Üçşehitler’de direnen erkekler ve ailelerden bir kısmı 14 ağustos gecesi Akıncılar’a sığındılar. Kalan aileler ise Üçşehitler ile Akıncılar arasındaki Rum köyü Limya’dan önlerinin kesileceği endişesi ile üç-dört gün tepelerde yaşadıktan sonra daha farklı ve uzun bir yol izleyerek Akıncılar’a ulaştılar. Bu süreçte köyden kimseye bir şey olmadı. Köydeki mal ve mülklerini yani her şeylerini geride bırakarak üstlerindeki elbiselerle Akıncılar’a geçen köylüler daha sonra, oradan kuzeye geçtiler ve Düzova köyüne yerleştiler.

Üçşehitler köyü bu arada Rumlar tarafından yağmalandı. Küçük baş, büyük baş hayvanlar ve taşınabilir her şey alındı. Sarı kesme taştan yapılmış evlerin taşları alınarak satıldı. Fotoğrafta da görüldüğü gibi köydeki evler hep yıkıldı. Köyde sadece Lefkoşa Larnaka ana yoluna yakın olan ve Rum askerlerinin kullandığı birkaç yeni ev var.

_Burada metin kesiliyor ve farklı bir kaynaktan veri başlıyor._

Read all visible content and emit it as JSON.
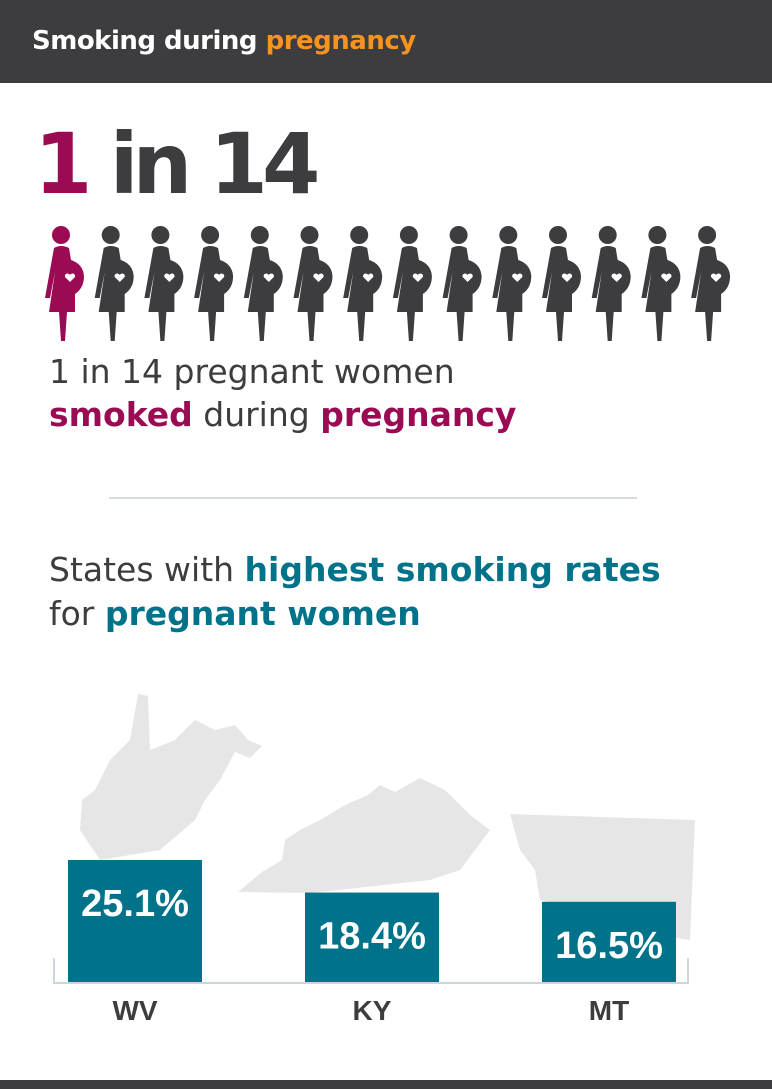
{
  "header": {
    "title_prefix": "Smoking during ",
    "title_highlight": "pregnancy"
  },
  "stat": {
    "numerator": "1",
    "rest": " in 14",
    "total_figures": 14,
    "highlighted_figures": 1,
    "icon": "pregnant-woman-icon"
  },
  "statement": {
    "line1": "1 in 14 pregnant women",
    "w1": "smoked",
    "w2": " during ",
    "w3": "pregnancy"
  },
  "section": {
    "a1": "States with ",
    "a2": "highest smoking rates",
    "b1": "for ",
    "b2": "pregnant women"
  },
  "colors": {
    "header_bg": "#3d3c3e",
    "accent_orange": "#f7941d",
    "magenta": "#9b0b53",
    "teal": "#00738a",
    "dark": "#3d3c3e",
    "map_gray": "#e6e6e6"
  },
  "chart_data": {
    "type": "bar",
    "categories": [
      "WV",
      "KY",
      "MT"
    ],
    "values": [
      25.1,
      18.4,
      16.5
    ],
    "labels": [
      "25.1%",
      "18.4%",
      "16.5%"
    ],
    "title": "States with highest smoking rates for pregnant women",
    "xlabel": "",
    "ylabel": "",
    "ylim": [
      0,
      25.1
    ],
    "grid": false
  }
}
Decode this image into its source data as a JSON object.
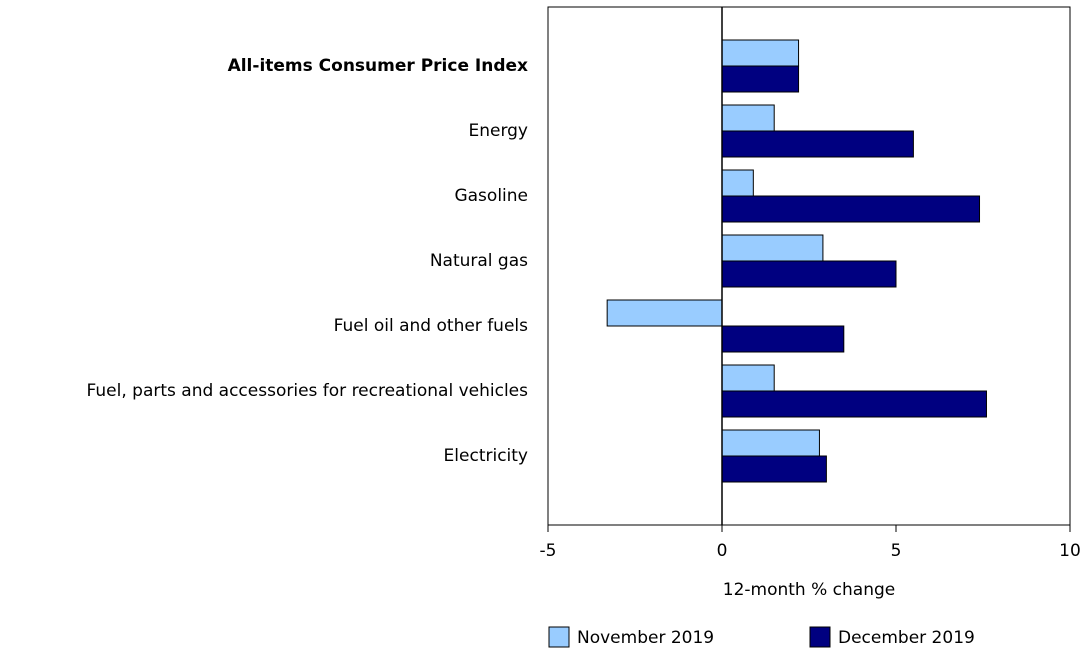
{
  "chart_data": {
    "type": "bar",
    "orientation": "horizontal",
    "categories": [
      "All-items Consumer Price Index",
      "Energy",
      "Gasoline",
      "Natural gas",
      "Fuel oil and other fuels",
      "Fuel, parts and accessories for recreational vehicles",
      "Electricity"
    ],
    "series": [
      {
        "name": "November 2019",
        "color": "#99ccff",
        "values": [
          2.2,
          1.5,
          0.9,
          2.9,
          -3.3,
          1.5,
          2.8
        ]
      },
      {
        "name": "December 2019",
        "color": "#000080",
        "values": [
          2.2,
          5.5,
          7.4,
          5.0,
          3.5,
          7.6,
          3.0
        ]
      }
    ],
    "x_label": "12-month % change",
    "xlim": [
      -5,
      10
    ],
    "xticks": [
      -5,
      0,
      5,
      10
    ],
    "grid": false,
    "legend": "bottom"
  }
}
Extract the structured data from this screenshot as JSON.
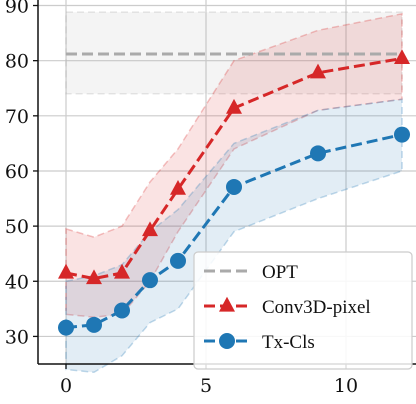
{
  "chart_data": {
    "type": "line",
    "title": "",
    "xlabel": "",
    "ylabel": "",
    "xlim": [
      -1,
      12.5
    ],
    "ylim": [
      25,
      91
    ],
    "xticks": [
      0,
      5,
      10
    ],
    "yticks": [
      30,
      40,
      50,
      60,
      70,
      80,
      90
    ],
    "grid": true,
    "legend_position": "bottom-right",
    "series": [
      {
        "name": "OPT",
        "style": "dashed",
        "color": "#aaaaaa",
        "marker": "none",
        "x": [
          0,
          12
        ],
        "y": [
          81.2,
          81.2
        ],
        "band_upper": [
          88.8,
          88.8
        ],
        "band_lower": [
          74.0,
          74.0
        ]
      },
      {
        "name": "Conv3D-pixel",
        "style": "dashed",
        "color": "#d62728",
        "marker": "triangle",
        "x": [
          0,
          1,
          2,
          3,
          4,
          6,
          9,
          12
        ],
        "y": [
          41.5,
          40.5,
          41.5,
          49.2,
          56.7,
          71.4,
          77.8,
          80.4
        ],
        "band_upper": [
          49.5,
          48.0,
          50.0,
          58.0,
          64.0,
          80.0,
          85.5,
          88.5
        ],
        "band_lower": [
          34.0,
          33.5,
          34.0,
          40.0,
          49.0,
          64.0,
          71.0,
          73.0
        ]
      },
      {
        "name": "Tx-Cls",
        "style": "dashed",
        "color": "#1f77b4",
        "marker": "circle",
        "x": [
          0,
          1,
          2,
          3,
          4,
          6,
          9,
          12
        ],
        "y": [
          31.6,
          32.1,
          34.7,
          40.2,
          43.7,
          57.1,
          63.2,
          66.6
        ],
        "band_upper": [
          40.0,
          41.0,
          43.0,
          49.0,
          53.0,
          65.0,
          71.0,
          73.0
        ],
        "band_lower": [
          24.0,
          23.5,
          26.5,
          32.5,
          35.0,
          49.0,
          55.0,
          60.0
        ]
      }
    ]
  }
}
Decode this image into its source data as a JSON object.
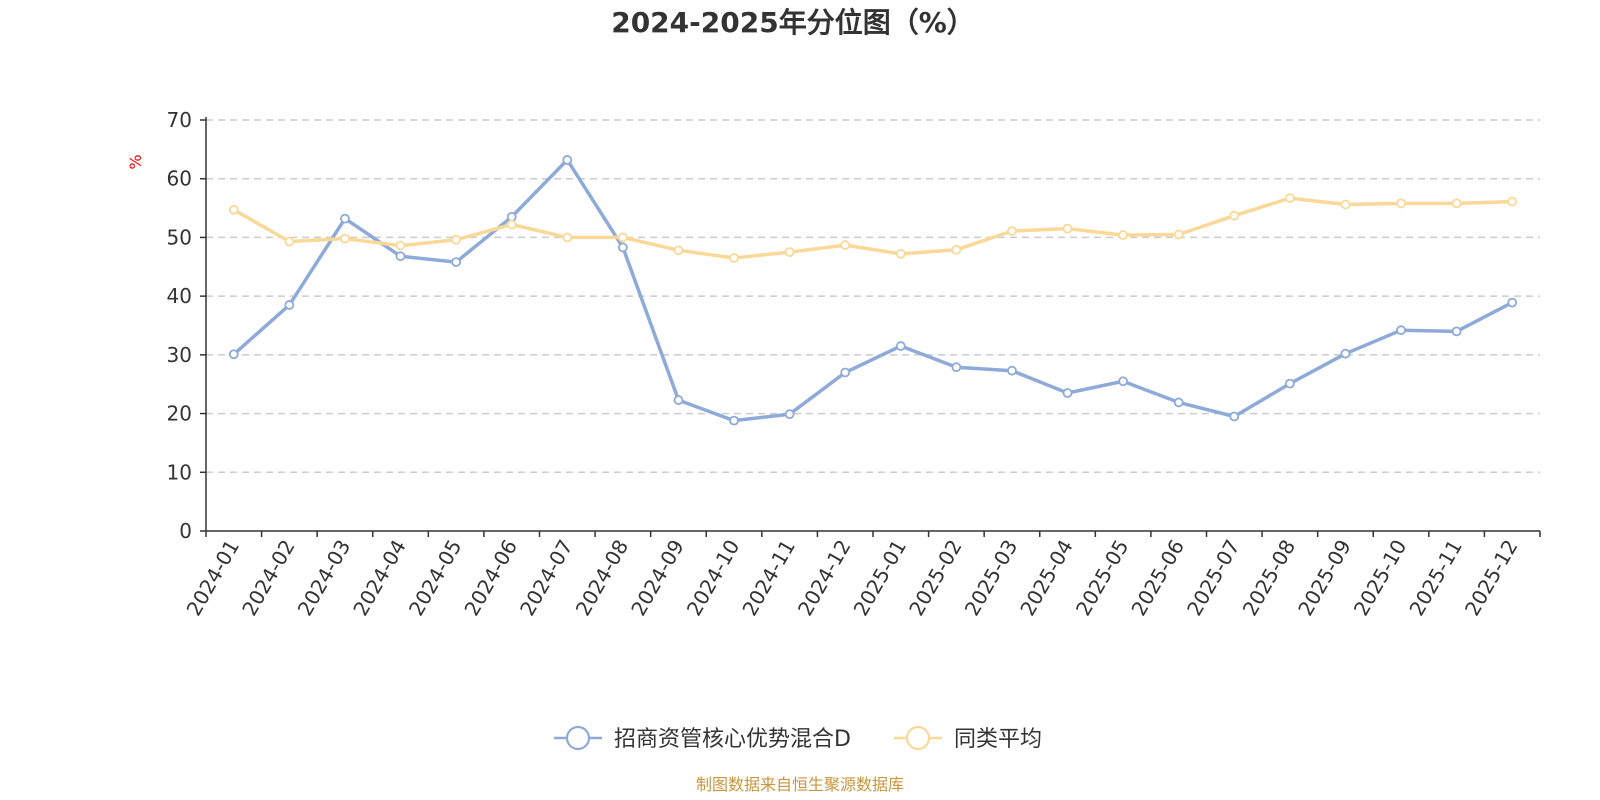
{
  "colors": {
    "series_1": "#8eaad8",
    "series_2": "#fad998",
    "unit": "#ff0000",
    "source": "#c8963e"
  },
  "source_note": "制图数据来自恒生聚源数据库",
  "chart_data": {
    "type": "line",
    "title": "2024-2025年分位图（%）",
    "ylabel": "%",
    "xlabel": "",
    "ylim": [
      0,
      70
    ],
    "yticks": [
      0,
      10,
      20,
      30,
      40,
      50,
      60,
      70
    ],
    "grid": true,
    "legend_position": "bottom",
    "categories": [
      "2024-01",
      "2024-02",
      "2024-03",
      "2024-04",
      "2024-05",
      "2024-06",
      "2024-07",
      "2024-08",
      "2024-09",
      "2024-10",
      "2024-11",
      "2024-12",
      "2025-01",
      "2025-02",
      "2025-03",
      "2025-04",
      "2025-05",
      "2025-06",
      "2025-07",
      "2025-08",
      "2025-09",
      "2025-10",
      "2025-11",
      "2025-12"
    ],
    "series": [
      {
        "name": "招商资管核心优势混合D",
        "color": "#8eaad8",
        "values": [
          30.1,
          38.5,
          53.2,
          46.8,
          45.8,
          53.5,
          63.2,
          48.3,
          22.3,
          18.8,
          19.9,
          27.0,
          31.5,
          27.9,
          27.3,
          23.5,
          25.5,
          21.9,
          19.5,
          25.1,
          30.2,
          34.2,
          34.0,
          38.9
        ]
      },
      {
        "name": "同类平均",
        "color": "#fad998",
        "values": [
          54.7,
          49.3,
          49.8,
          48.6,
          49.6,
          52.2,
          50.0,
          50.0,
          47.8,
          46.5,
          47.5,
          48.7,
          47.2,
          47.9,
          51.1,
          51.5,
          50.4,
          50.5,
          53.7,
          56.7,
          55.6,
          55.8,
          55.8,
          56.1
        ]
      }
    ]
  }
}
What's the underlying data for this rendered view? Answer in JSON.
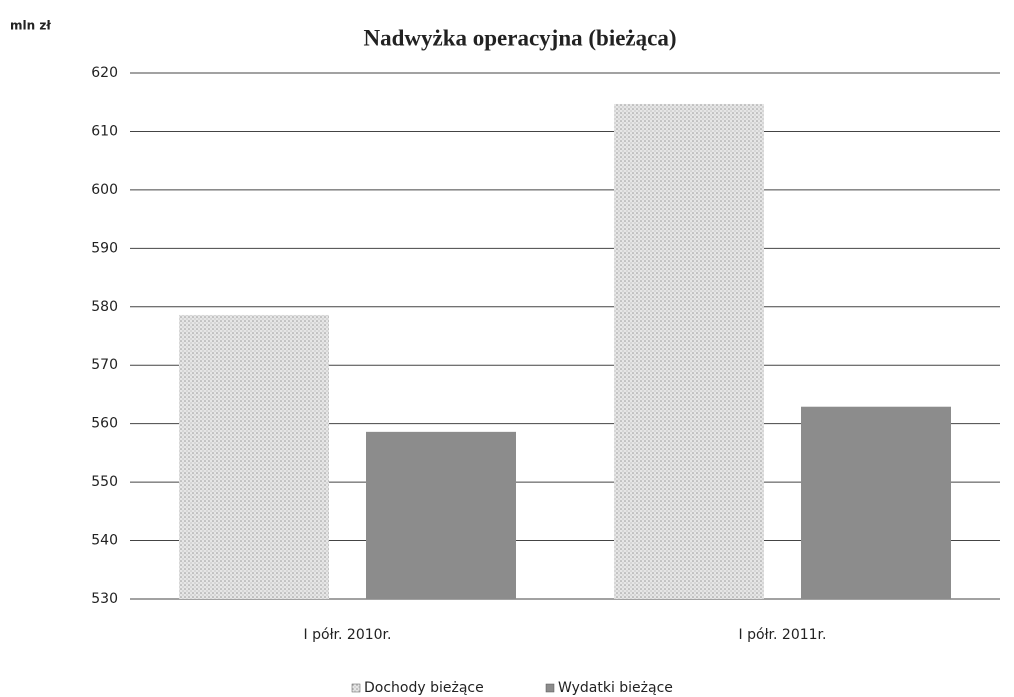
{
  "chart_data": {
    "type": "bar",
    "title": "Nadwyżka operacyjna (bieżąca)",
    "y_axis_label": "mln zł",
    "categories": [
      "I półr. 2010r.",
      "I półr. 2011r."
    ],
    "series": [
      {
        "name": "Dochody bieżące",
        "color": "#d2d2d2",
        "values": [
          578.6,
          614.7
        ]
      },
      {
        "name": "Wydatki bieżące",
        "color": "#8c8c8c",
        "values": [
          558.6,
          562.9
        ]
      }
    ],
    "ylim": [
      530,
      620
    ],
    "yticks": [
      530,
      540,
      550,
      560,
      570,
      580,
      590,
      600,
      610,
      620
    ],
    "grid": true,
    "legend": "bottom"
  }
}
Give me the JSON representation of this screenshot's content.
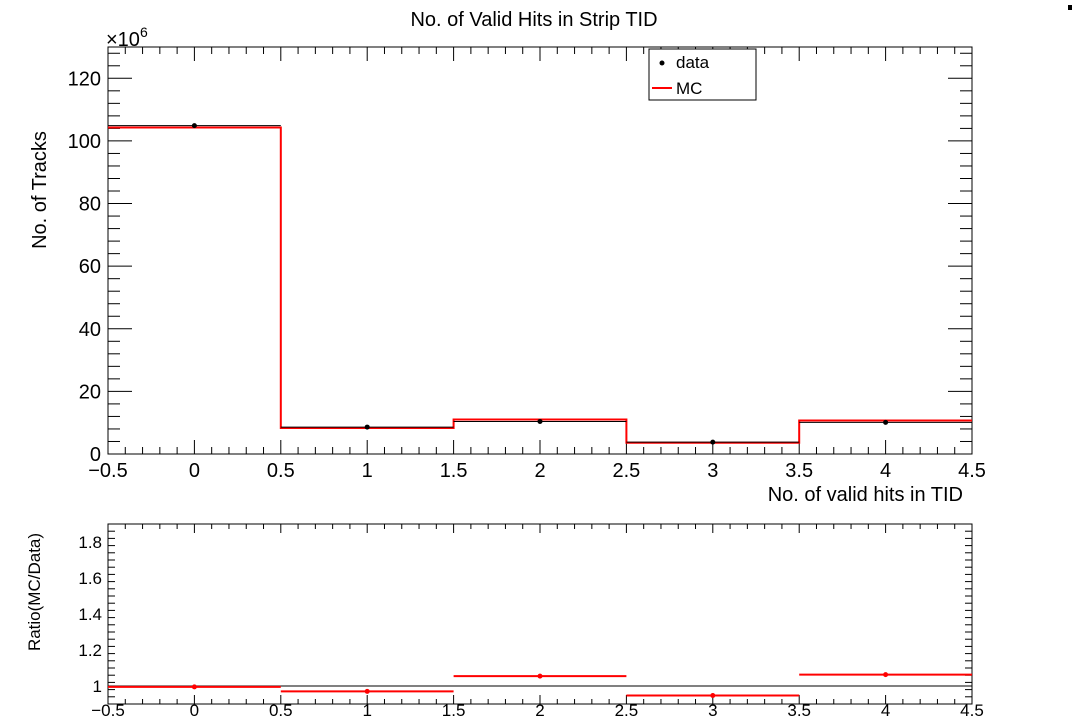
{
  "chart_data": [
    {
      "type": "step",
      "title": "No. of Valid Hits in Strip TID",
      "xlabel": "No. of valid hits in TID",
      "ylabel": "No. of Tracks",
      "y_multiplier": "×10",
      "y_multiplier_exp": "6",
      "xlim": [
        -0.5,
        4.5
      ],
      "ylim": [
        0,
        130
      ],
      "x_ticks": [
        "−0.5",
        "0",
        "0.5",
        "1",
        "1.5",
        "2",
        "2.5",
        "3",
        "3.5",
        "4",
        "4.5"
      ],
      "y_ticks": [
        "0",
        "20",
        "40",
        "60",
        "80",
        "100",
        "120"
      ],
      "bins": [
        0,
        1,
        2,
        3,
        4
      ],
      "legend": {
        "position": "top-right",
        "entries": [
          "data",
          "MC"
        ]
      },
      "series": [
        {
          "name": "data",
          "style": "points",
          "color": "#000000",
          "values": [
            104.9,
            8.6,
            10.4,
            3.8,
            10.1
          ]
        },
        {
          "name": "MC",
          "style": "step",
          "color": "#ff0000",
          "values": [
            104.3,
            8.3,
            11.0,
            3.6,
            10.7
          ]
        }
      ]
    },
    {
      "type": "scatter",
      "ylabel": "Ratio(MC/Data)",
      "xlim": [
        -0.5,
        4.5
      ],
      "ylim": [
        0.9,
        1.9
      ],
      "x_ticks": [
        "−0.5",
        "0",
        "0.5",
        "1",
        "1.5",
        "2",
        "2.5",
        "3",
        "3.5",
        "4",
        "4.5"
      ],
      "y_ticks": [
        "1",
        "1.2",
        "1.4",
        "1.6",
        "1.8"
      ],
      "reference_line": 1.0,
      "series": [
        {
          "name": "Ratio",
          "color": "#ff0000",
          "x": [
            0,
            1,
            2,
            3,
            4
          ],
          "values": [
            0.995,
            0.97,
            1.055,
            0.947,
            1.063
          ]
        }
      ]
    }
  ]
}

Larnaka bölgesinde silahlarını teslim etmeyen sadece Üçşehitler halkı idi. Silahlarını teslim eden köylerdeki Türkleri, Rumların acımasızca katlettikleri daha sonra anlaşıldı.

Üçşehitler köylüleri silahlarını teslim etmeyerek son ana kadar direnmiş ve onurlarını koruyarak kuzeye geçmişlerdir.